Aleesha Khaliq writes at CNN, “A coastal town in north Wales has found a whole new meaning to the phrase herd immunity, after goats were spotted roaming its quiet streets.

“It comes just days after British Prime Minister Boris Johnson introduced tighter restrictions around social movement last week in a bid to limit the spread of coronavirus.

“Residents spotted herds of goats strolling around Llandudno on Friday and over [last] weekend, after more than a dozen of the animals ventured down from the Great Orme headland and roamed the streets of the coastal town. …

“They are referred to as Great Orme Kashmiri goats, whose ancestors originated from northern India, according to the town’s official website.
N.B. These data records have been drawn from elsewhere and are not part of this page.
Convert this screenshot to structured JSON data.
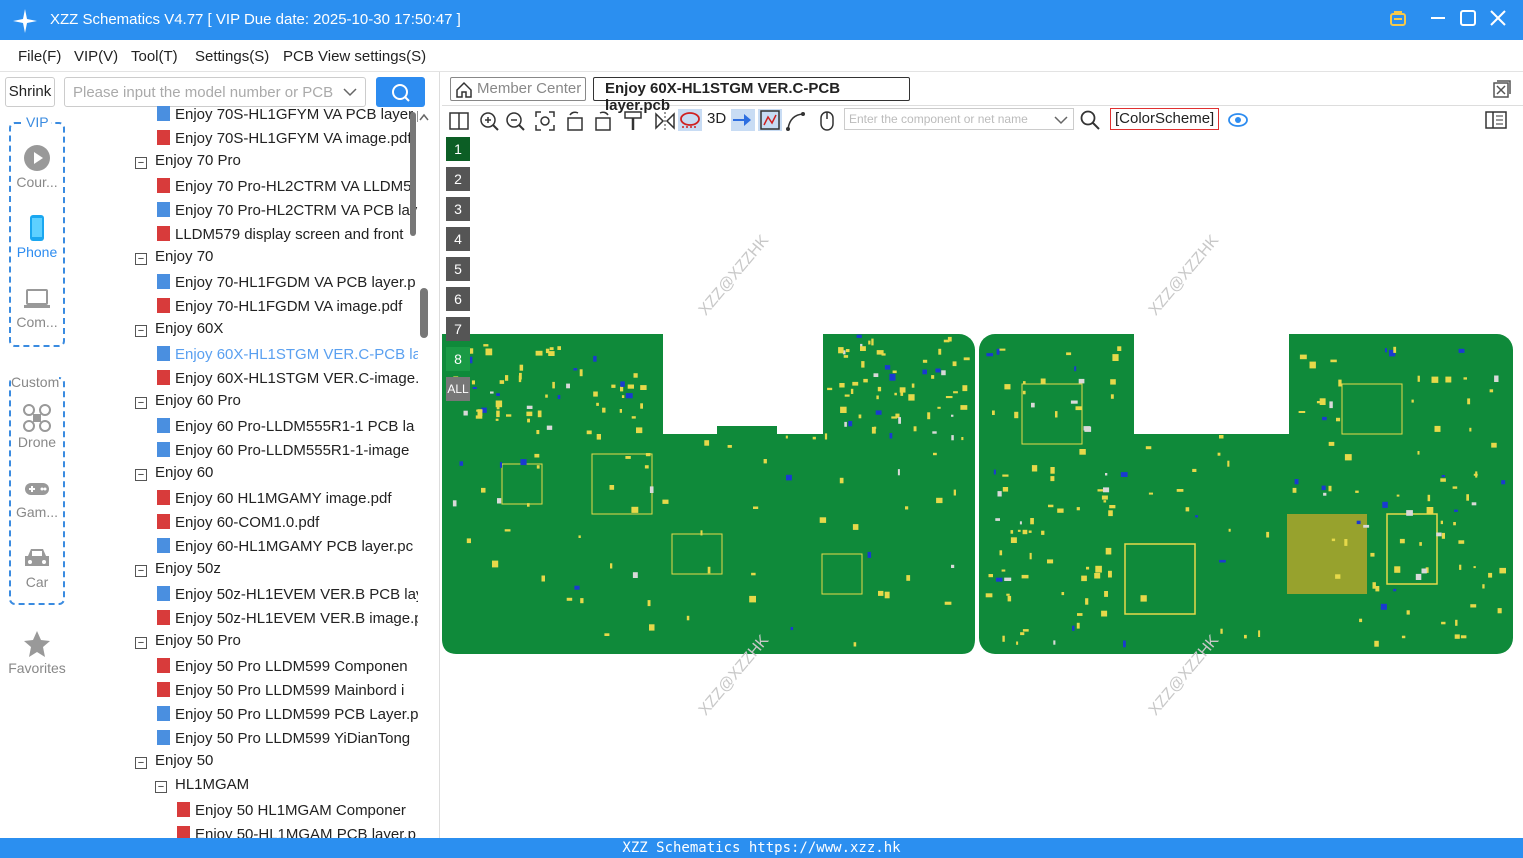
{
  "app": {
    "title": "XZZ Schematics V4.77 [ VIP Due date: 2025-10-30 17:50:47 ]"
  },
  "menu": [
    "File(F)",
    "VIP(V)",
    "Tool(T)",
    "Settings(S)",
    "PCB View settings(S)"
  ],
  "sidebar": {
    "shrink_label": "Shrink",
    "vip_label": "VIP",
    "vip_items": [
      {
        "label": "Cour...",
        "icon": "play-icon"
      },
      {
        "label": "Phone",
        "icon": "phone-icon",
        "active": true
      },
      {
        "label": "Com...",
        "icon": "laptop-icon"
      }
    ],
    "custom_label": "Custom",
    "custom_items": [
      {
        "label": "Drone",
        "icon": "drone-icon"
      },
      {
        "label": "Gam...",
        "icon": "gamepad-icon"
      },
      {
        "label": "Car",
        "icon": "car-icon"
      }
    ],
    "favorites_label": "Favorites"
  },
  "search": {
    "placeholder": "Please input the model number or PCB"
  },
  "tree": [
    {
      "type": "pcb",
      "label": "Enjoy 70S-HL1GFYM VA PCB layer.p",
      "indent": 1
    },
    {
      "type": "pdf",
      "label": "Enjoy 70S-HL1GFYM VA image.pdf",
      "indent": 1
    },
    {
      "type": "folder",
      "label": "Enjoy 70 Pro",
      "indent": 0
    },
    {
      "type": "pdf",
      "label": "Enjoy 70 Pro-HL2CTRM VA LLDM5",
      "indent": 1
    },
    {
      "type": "pcb",
      "label": "Enjoy 70 Pro-HL2CTRM VA PCB lay",
      "indent": 1
    },
    {
      "type": "pdf",
      "label": "LLDM579 display screen and front",
      "indent": 1
    },
    {
      "type": "folder",
      "label": "Enjoy 70",
      "indent": 0
    },
    {
      "type": "pcb",
      "label": "Enjoy 70-HL1FGDM VA PCB layer.p",
      "indent": 1
    },
    {
      "type": "pdf",
      "label": "Enjoy 70-HL1FGDM VA image.pdf",
      "indent": 1
    },
    {
      "type": "folder",
      "label": "Enjoy 60X",
      "indent": 0
    },
    {
      "type": "pcb",
      "label": "Enjoy 60X-HL1STGM VER.C-PCB lay",
      "indent": 1,
      "selected": true
    },
    {
      "type": "pdf",
      "label": "Enjoy 60X-HL1STGM VER.C-image.",
      "indent": 1
    },
    {
      "type": "folder",
      "label": "Enjoy 60 Pro",
      "indent": 0
    },
    {
      "type": "pcb",
      "label": "Enjoy 60 Pro-LLDM555R1-1 PCB la",
      "indent": 1
    },
    {
      "type": "pcb",
      "label": "Enjoy 60 Pro-LLDM555R1-1-image",
      "indent": 1
    },
    {
      "type": "folder",
      "label": "Enjoy 60",
      "indent": 0
    },
    {
      "type": "pdf",
      "label": "Enjoy 60 HL1MGAMY image.pdf",
      "indent": 1
    },
    {
      "type": "pdf",
      "label": "Enjoy 60-COM1.0.pdf",
      "indent": 1
    },
    {
      "type": "pcb",
      "label": "Enjoy 60-HL1MGAMY PCB layer.pc",
      "indent": 1
    },
    {
      "type": "folder",
      "label": "Enjoy 50z",
      "indent": 0
    },
    {
      "type": "pcb",
      "label": "Enjoy 50z-HL1EVEM VER.B PCB lay",
      "indent": 1
    },
    {
      "type": "pdf",
      "label": "Enjoy 50z-HL1EVEM VER.B image.p",
      "indent": 1
    },
    {
      "type": "folder",
      "label": "Enjoy 50 Pro",
      "indent": 0
    },
    {
      "type": "pdf",
      "label": "Enjoy 50 Pro LLDM599 Componen",
      "indent": 1
    },
    {
      "type": "pdf",
      "label": "Enjoy 50 Pro LLDM599 Mainbord i",
      "indent": 1
    },
    {
      "type": "pcb",
      "label": "Enjoy 50 Pro LLDM599 PCB Layer.p",
      "indent": 1
    },
    {
      "type": "pcb",
      "label": "Enjoy 50 Pro LLDM599 YiDianTong",
      "indent": 1
    },
    {
      "type": "folder",
      "label": "Enjoy 50",
      "indent": 0
    },
    {
      "type": "folder",
      "label": "HL1MGAM",
      "indent": 1
    },
    {
      "type": "pdf",
      "label": "Enjoy 50 HL1MGAM Componer",
      "indent": 2
    },
    {
      "type": "pdf",
      "label": "Enjoy 50-HL1MGAM PCB layer.p",
      "indent": 2
    }
  ],
  "tabs": {
    "member_center": "Member Center",
    "active_file": "Enjoy 60X-HL1STGM VER.C-PCB layer.pcb"
  },
  "toolbar": {
    "threed": "3D",
    "component_search_placeholder": "Enter the component or net name",
    "color_scheme": "[ColorScheme]"
  },
  "layers": [
    "1",
    "2",
    "3",
    "4",
    "5",
    "6",
    "7",
    "8",
    "ALL"
  ],
  "watermark": "XZZ@XZZHK",
  "status": "XZZ Schematics https://www.xzz.hk",
  "colors": {
    "accent": "#2b8ff0",
    "pcb_green": "#0f8a3a",
    "pad_yellow": "#e6d94a",
    "color_scheme_border": "#e03030"
  }
}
“Town resident, Carl Triggs, was returning home after delivering personal protective equipment masks when he saw the goats. ‘The goats live on the hill overlooking the town. They stay up there, very rarely venturing into the street,’ he told CNN. …
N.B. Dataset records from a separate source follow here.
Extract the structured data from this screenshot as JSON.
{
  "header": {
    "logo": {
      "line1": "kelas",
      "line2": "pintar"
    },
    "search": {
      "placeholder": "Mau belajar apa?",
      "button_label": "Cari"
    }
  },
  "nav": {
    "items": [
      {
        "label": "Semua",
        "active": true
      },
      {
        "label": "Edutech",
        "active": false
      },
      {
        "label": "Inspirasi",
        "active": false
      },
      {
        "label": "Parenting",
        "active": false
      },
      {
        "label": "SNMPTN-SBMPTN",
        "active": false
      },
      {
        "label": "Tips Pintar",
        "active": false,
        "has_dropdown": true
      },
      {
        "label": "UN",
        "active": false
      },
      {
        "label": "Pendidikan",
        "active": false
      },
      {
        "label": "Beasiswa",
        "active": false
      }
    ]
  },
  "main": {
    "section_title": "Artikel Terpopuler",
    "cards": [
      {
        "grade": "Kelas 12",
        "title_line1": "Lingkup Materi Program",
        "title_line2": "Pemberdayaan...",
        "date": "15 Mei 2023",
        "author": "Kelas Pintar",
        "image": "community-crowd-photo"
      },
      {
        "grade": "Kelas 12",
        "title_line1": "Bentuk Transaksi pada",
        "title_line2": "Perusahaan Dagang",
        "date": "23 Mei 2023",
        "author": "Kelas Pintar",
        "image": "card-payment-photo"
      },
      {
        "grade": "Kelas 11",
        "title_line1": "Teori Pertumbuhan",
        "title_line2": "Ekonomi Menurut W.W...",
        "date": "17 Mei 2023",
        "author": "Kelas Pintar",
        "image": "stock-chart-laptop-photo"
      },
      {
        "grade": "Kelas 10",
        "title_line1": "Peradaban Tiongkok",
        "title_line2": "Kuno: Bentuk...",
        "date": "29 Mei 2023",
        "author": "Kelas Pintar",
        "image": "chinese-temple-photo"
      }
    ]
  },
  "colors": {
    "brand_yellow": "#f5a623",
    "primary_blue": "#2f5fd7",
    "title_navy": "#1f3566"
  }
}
“Mark Richards, from hotel Lansdowne House, told CNN: ‘They sometimes come to the foot of the Great Orme in March but this year they are all wandering the streets in town as there are no cars or people.’ …

“Local councilor Penny Andow told CNN she has lived in the area for 33 years and has never seen the goats venture from the Great Orme down into the town. …

“However, the [police] force said it was ‘not that unusual in Llandudno. … They usually make their own way back.’ ” More here.

The town’s website has lots more: “The first intimation of Llandudno Goat – Latin name, Capra Markhor, is the rank odour. It is strong, musty and compelling (a bit stinky). … The creatures eat with discrimination. Delicately nibbling the juiciest berries, whilst carefully avoiding the thorns. …

“All goats have their own peculiarities, and it is possible to identify individuals. One billy, in particular, is easily recognisable. He is smaller than the others, and has a longer, shaggier coat. This goat is an outsider. He is one of three goats introduced into the herd from Whipsnade Zoo.

“It was not a very successful experiment. The first goat died within weeks of arrival. The second decided that he was probably not a goat, but a sheep. He mixed quite happily with the flock, until, unfortunately, he fell off a cliff and was killed. This is very unusual, as goats are extremely sure footed. The third goat survived, and eventually became accepted by the herd.”

You know what I would like to see walking through town: a moose. I have always wanted to see a moose that wasn’t just in a zoo. What would you like to see? Mythological beasts permissible.